Highlights & Insights¶
- Significant Dataset Contribution: MaSS13K is the first large-scale matting-level semantic segmentation dataset, filling the gap of "high-precision annotation + multi-category semantic parsing". Its "others" category is not a traditional background class but contains finely segmented unnamed objects.
- Exquisite Dual-Branch Decoder Design: The global semantic branch efficiently aggregates global information at low resolutions, while the local structure branch extracts details at high resolutions. EGF guides the two-path fusion through an edge prediction task, making it more suitable for 4K scenarios than traditional FPN.
- Generalization Mechanism for New Categories: By learning edge segmentation capabilities from precise annotations + learning new category semantics from pseudo-labels + balancing both via a label decoupling strategy, it proves that high-quality annotations can transfer fine-grained segmentation capabilities to new categories.
Limitations & Future Work¶
- It only contains 7 semantic categories, offering limited coverage.
- Extending to new categories requires class-by-class processing, and large-scale simultaneous multi-category extension is not yet supported.
- Segmenting extremely thin structures (e.g., power lines) remains challenging.
- Dataset construction cost is high (Photoshop matting-level annotation), making rapid expansion difficult.
Related Work & Insights¶
- Relationship with DIS5K: DIS5K provides high-precision class-agnostic binary segmentation annotations, whereas MaSS13K extends this precision to multi-class semantic segmentation.
- Evaluation Metric Insights: BIoU and BF1 are more discriminative for evaluating high-resolution segmentation, as standard mIoU is too coarse to reflect differences in boundary quality.

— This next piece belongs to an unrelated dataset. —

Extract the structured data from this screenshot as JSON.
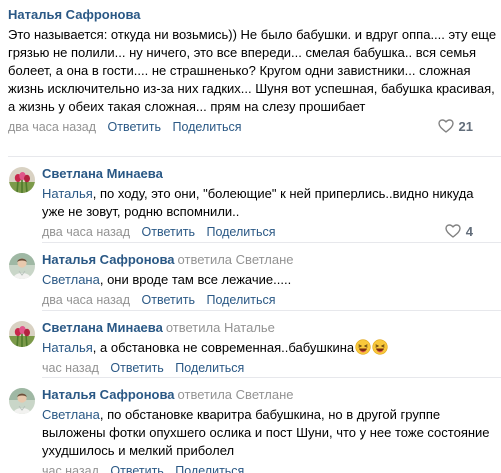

- Concept Transfer: The dual-branch (semantics + details) architecture can be transferred to other dense prediction tasks requiring high-resolution outputs (such as matting, super-resolution guided segmentation, etc.).
Rating¶
⭐⭐⭐⭐ — Outstanding dataset contribution (first matting-level multi-class semantic segmentation benchmark), reasonable and efficient model design, and valuable new category generalization mechanism. The limited number of categories and high annotation costs restrict its short-term impact.